One of the issues that is being discussed across groups of senior citizens at different places is that related to 'restoration of railway concession' for travel in train by senior citizens. This concessional facility that was earlier given to senior citizens was withdrawn during the pandemic. The facility available was for men with more than 60 years of age and women with more than 58 years of age, concession being available in several types of mode of travel including general, sleepers and A/C. The concession was amounting to 50 per cent and 40 per cent for women and men respectively.
Research shows that a significant number of senior citizens travel by train mode for various purpose. The number of senior citizens who travelled by trains for last three years has been around 6.18 crores, 1.90 crores and 5.50 crores for the years 2019-20, 2020-21 and 2021-22 respectively. The drastic fall during 2020-21 was obviously due to the pandemic. Analysis shows that train travel, at least, for senior citizens has bounced back to some extent in 2021-22. This has given rise to demand for restoration of rail concession for senior citizens.
As per reply given by the Union Railway Minister in recent past in the Parliament, concession to all categories of passengers including senior citizens is not desirable. This was obviously in view of the huge pressure on railways to ensure its sustainability in the long run. This reply by the Railway Minister in the Parliament sent a message that government was not too keen in revisiting issue of restoration of concession to senior citizens at least in the current form.

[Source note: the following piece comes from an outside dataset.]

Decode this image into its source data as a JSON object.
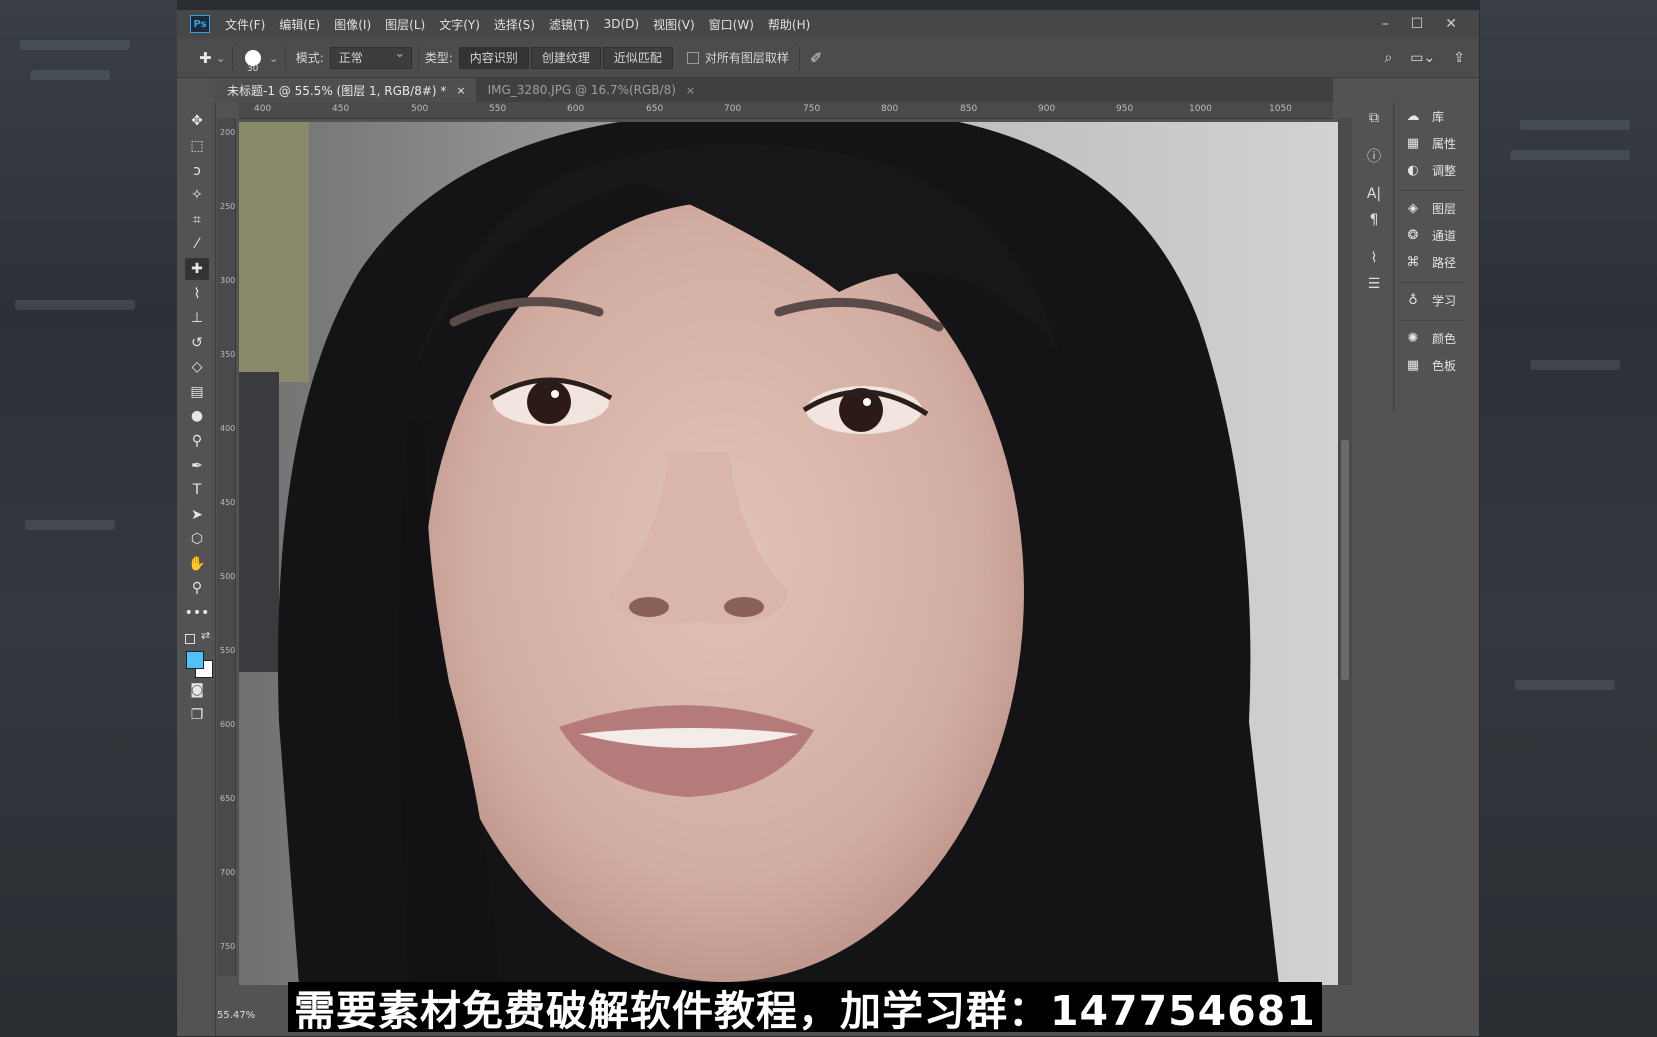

This obviously gave rise to serious concerns in minds of senior citizens who are regular railway travelers about their future plans.
Who travels by trains:
Our quick study based on of discussion with senior citizens shows that besides a tiny number of 'elite tourists', more than 90 per cent of railway travelers (senior citizens) do so by 'compulsion and not by choice'. The categories of people include:
1. People traveling from rural places to nearby towns / cities for their own medical treatment
2. People carrying their near and dear ones to nearby bigger places for doctor’s advice / medical treatment
3. People being forced out due to urbanization
4. People traveling due to compulsion of 'seeking labor' in urban places
5. People going for 'spiritual trips' as one of the life’s 'last aspirations'
All the above travels are not by choice or leisure trip but forced by circumstances. In a country where pension by the central government level is as low as Rs 300/- per month, senior citizens below the poverty line (comprising around 35 to 40 per cent of the senior population) cannot think of traveling for pleasure trips.
My Retired Life Foundation (MRLF) like other senior citizens associations appeals for restoration of the entire basket of railway concession as it existed earlier. It appears that the current thinking in Railways is to restore the concession for elders above 70 years of age. In a country like India where life expectancy is '70.19 years' (in 2022), it does not make any real sense. Further our study shows that the percentage of 'mobile population' of senior citizens above 70 years is negligible.
Data shows that 22.6 lakh of senior citizens have voluntarily given up concessions for better facility in the trains. This is hardly 4 per cent of the seniors who traveled during the year by trains. This means that overwhelming majority of senior citizens who travel by trains by force are in need of concessions and they should be given so.
We, however, tend to agree with thinking of the government to take away travel by A/C from purview of concession zone. May be the government think of including 'purpose of travel' as a clause for seeking concession so that it becomes a database of travel by senior citizens for future research. This might help for future policy prescription as and when these are revised.
In a country that is broadly devoid of social society and medical benefits for poor senior citizens, withdrawal of an existing benefit does not suit the merit of a 'welfare state'. Loss in revenues by the Railways may be mitigated by other means. Seniors have given their life for the country by having spent their pink time for growth of nation. It is now time for all of us to give back. If we are not able to meet their legitimate demands like increase in pension or giving free quality medical treatment or creating good modern old age homes in all parts of the country or create a robust law so that they are not exploited, we at least should not take away their existing benefits. Earlier the government takes a positive decision, better will be for all of us.